I woke up an hour later with a migraine. I couldn’t open my eyes; a hazy, gray smoke had thickened the air. Sirens screamed in the street. I heard glass shatter. Strobe lights made my pupils dilate. Darkness alternated with an eerie red glow. Still woozy with sleep, I confusedly ran down the stairs, screaming for my dad.

I found my siblings and parents staring out the parlor window, looking at the firemen breaking down the neighbor’s door. My dad put his arm around me as I cried in relief. Smoke creeped up our window, snaking its way in. My sister coughed and covered her mouth with a damp sleeve. Two firemen came out of the house holding puppies in their arms. The firemen needed our roof access, so we opened our doors. They left black streaks on our walls.
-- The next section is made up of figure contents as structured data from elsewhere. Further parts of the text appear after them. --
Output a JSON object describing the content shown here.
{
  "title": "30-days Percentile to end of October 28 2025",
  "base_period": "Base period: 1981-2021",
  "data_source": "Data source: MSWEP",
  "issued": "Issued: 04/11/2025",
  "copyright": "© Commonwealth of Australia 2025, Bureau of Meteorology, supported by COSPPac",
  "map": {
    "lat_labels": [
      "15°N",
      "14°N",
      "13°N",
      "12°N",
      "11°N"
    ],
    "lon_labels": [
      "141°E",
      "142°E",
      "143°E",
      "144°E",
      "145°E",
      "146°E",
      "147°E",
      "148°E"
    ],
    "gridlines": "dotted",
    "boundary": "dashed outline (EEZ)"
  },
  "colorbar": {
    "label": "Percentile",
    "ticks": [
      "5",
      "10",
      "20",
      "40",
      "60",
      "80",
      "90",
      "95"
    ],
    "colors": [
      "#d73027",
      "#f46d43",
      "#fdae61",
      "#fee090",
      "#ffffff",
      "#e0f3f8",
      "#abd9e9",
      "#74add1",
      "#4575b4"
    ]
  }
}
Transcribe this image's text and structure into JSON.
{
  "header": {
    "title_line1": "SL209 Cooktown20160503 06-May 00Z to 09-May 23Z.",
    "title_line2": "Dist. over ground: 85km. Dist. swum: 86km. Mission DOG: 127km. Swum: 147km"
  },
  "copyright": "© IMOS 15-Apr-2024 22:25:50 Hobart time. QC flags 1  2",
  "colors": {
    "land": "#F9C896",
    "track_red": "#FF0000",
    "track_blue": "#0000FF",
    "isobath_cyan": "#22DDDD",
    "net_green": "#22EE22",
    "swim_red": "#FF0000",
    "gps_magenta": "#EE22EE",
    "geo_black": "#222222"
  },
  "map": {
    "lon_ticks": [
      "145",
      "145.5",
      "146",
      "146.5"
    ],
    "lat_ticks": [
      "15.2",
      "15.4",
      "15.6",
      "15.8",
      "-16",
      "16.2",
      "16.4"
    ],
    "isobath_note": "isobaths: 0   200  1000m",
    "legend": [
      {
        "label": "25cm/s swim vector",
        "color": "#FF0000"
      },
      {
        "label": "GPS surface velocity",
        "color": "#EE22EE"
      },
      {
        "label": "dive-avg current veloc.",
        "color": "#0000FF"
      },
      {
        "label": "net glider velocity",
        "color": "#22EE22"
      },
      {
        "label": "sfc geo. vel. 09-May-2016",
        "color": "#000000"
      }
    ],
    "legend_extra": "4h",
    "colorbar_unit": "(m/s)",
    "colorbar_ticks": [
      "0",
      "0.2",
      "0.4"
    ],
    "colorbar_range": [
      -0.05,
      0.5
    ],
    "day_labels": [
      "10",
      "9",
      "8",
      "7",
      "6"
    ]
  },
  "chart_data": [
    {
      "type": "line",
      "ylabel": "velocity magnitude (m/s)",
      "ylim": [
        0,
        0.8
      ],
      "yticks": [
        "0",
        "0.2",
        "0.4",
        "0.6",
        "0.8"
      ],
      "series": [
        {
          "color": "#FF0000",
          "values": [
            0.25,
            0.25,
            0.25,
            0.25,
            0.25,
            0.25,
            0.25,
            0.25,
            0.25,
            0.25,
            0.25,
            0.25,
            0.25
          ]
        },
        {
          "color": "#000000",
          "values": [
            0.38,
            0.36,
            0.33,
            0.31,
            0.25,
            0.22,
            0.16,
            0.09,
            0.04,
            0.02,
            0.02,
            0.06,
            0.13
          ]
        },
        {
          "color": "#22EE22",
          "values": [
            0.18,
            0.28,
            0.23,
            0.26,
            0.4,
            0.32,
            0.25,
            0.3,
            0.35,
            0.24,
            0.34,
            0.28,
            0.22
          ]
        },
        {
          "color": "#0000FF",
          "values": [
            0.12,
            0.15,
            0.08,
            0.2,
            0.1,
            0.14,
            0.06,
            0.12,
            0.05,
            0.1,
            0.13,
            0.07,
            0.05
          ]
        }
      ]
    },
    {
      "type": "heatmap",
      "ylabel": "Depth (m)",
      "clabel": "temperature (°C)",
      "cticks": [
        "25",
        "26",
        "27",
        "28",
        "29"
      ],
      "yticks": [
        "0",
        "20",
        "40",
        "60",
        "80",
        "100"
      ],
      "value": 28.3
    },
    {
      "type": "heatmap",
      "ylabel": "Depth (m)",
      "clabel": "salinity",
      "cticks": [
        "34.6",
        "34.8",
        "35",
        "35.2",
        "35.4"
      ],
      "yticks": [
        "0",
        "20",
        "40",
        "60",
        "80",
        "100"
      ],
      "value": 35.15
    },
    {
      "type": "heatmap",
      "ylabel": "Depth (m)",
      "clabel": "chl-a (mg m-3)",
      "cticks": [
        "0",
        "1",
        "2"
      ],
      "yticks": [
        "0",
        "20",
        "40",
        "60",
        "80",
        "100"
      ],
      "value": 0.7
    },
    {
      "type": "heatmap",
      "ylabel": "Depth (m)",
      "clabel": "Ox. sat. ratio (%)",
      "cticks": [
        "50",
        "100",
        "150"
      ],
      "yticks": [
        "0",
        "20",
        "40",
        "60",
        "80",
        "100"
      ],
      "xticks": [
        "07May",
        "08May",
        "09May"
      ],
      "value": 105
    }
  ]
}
One ripped a hole in the window screen of my bedroom with his axe. I’d already broken that screen a few nights before when a friend and I clumsily pushed it out of the way to stargaze on the roof. I remember feeling thankful, then guilty for feeling thankful, that insurance would now cover those repairs.

I counted my blessings. Homes can be rebuilt. The puppies were saved. No one was hurt. Thanksgiving, the noun, is obsolete. It’s been destroyed by Black Friday, Cyber Monday, food comas, and political dinner talk. Consider Thanksgiving as a gerund. The act of thanksgiving. It brings back the meaning and purpose of the holiday.